Una volta entrati nel santuario, finiva la parte preparatoria e cominciava la liturgia vera e propria che doveva restare segretissima perché la propagazione dei sacri misteri era considerato un sacrilegio intollerabile e punito con la morte. Il rito iniziava con la interruzione del digiuno per la somministrazione di una pozione, chiamata ciceone, che conteneva una miscela di acqua, orzo e foglie di menta. Nel santuario di Eleusi (τεληστήριον, Telestèrion), i fedeli si separavano dagli altri partecipanti e, alla luce delle torce, entravano nel cortile davanti al santuario, dove si purificavano nelle vasche e dove le donne danzavano intorno alla fonte di Callicoro. La veglia durava tutta la notte (pannychis), forse per commemorare la ricerca di Demetra della propria figlia scomparsa. La restante parte del rito di iniziazione risulta “segreta” quindi a noi sconosciuta. Gli storici delle religioni offrono comunque delle ipotesi di una sua ricostruzione partendo da autori “pagani” (più restii a fornire informazioni) ma anche cristiani (i quali potrebbero di converso non essere ben informati). Si suppone ampiamente che i riti all’interno del Telesterion comprendessero tre elementi:

1 dromena (“cose fatte”), una drammatica rievocazione del mito Demetra e Persefone,

2 deiknumena (“cose mostrate”), oggetti sacri esposti, in cui lo ierofante svolgeva un ruolo essenziale;

3 legomena (“le cose dicevano”), commentari che accompagnavano il deiknumena.
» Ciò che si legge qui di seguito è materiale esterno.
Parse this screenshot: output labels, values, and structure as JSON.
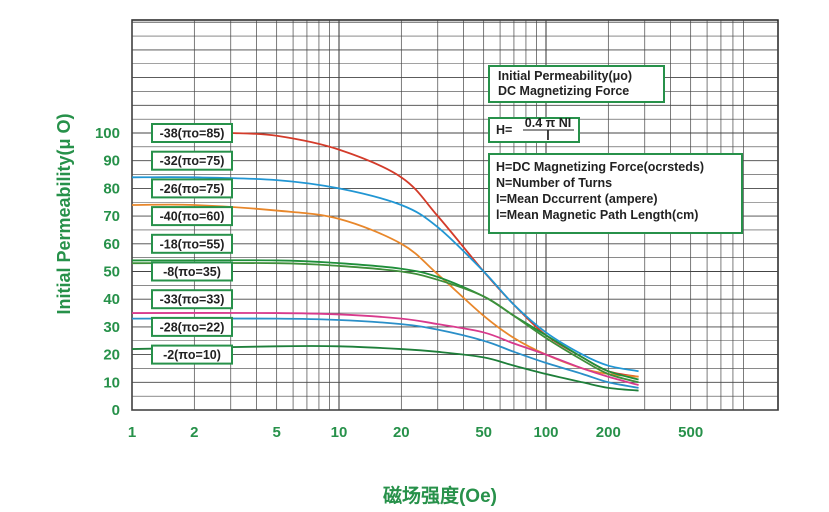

Si dovevano svolgere quindi alcuni atti simbolici che ricordavano la macinazione rituale del grano e richiami della ricerca di Persefone accompagnati da suoni (un gong?). Al culmine del rito veniva mostrata una singola spiga di grano, evidente simbolo della dea, nel momento in cui si elevava il grido al cielo: “Piovi!” e alla terra: “Concepisci!”. Allora lo ierofante “sotto una luce splendente” proclamava ad alta voce la nascita di un erede divino con queste parole: “La dea ha generato il sacro figlio: la Brimo ha generato il Brimo!”. Secondo Temistio e Plutarco gli iniziati avevano come l’esperienza dell’anima che muore e pare si svolgesse anche la rappresentazione di una ierogamia, mentre gli iniziandi imitavano Demetra vagante con torce in mano alla ricerca di Persefone. Arrivati fin qui, si può capire abbastanza bene la forza e l’importanza di questo mito, e la capacità dello stesso di trasformare e generare nella persona un potente cambiamento.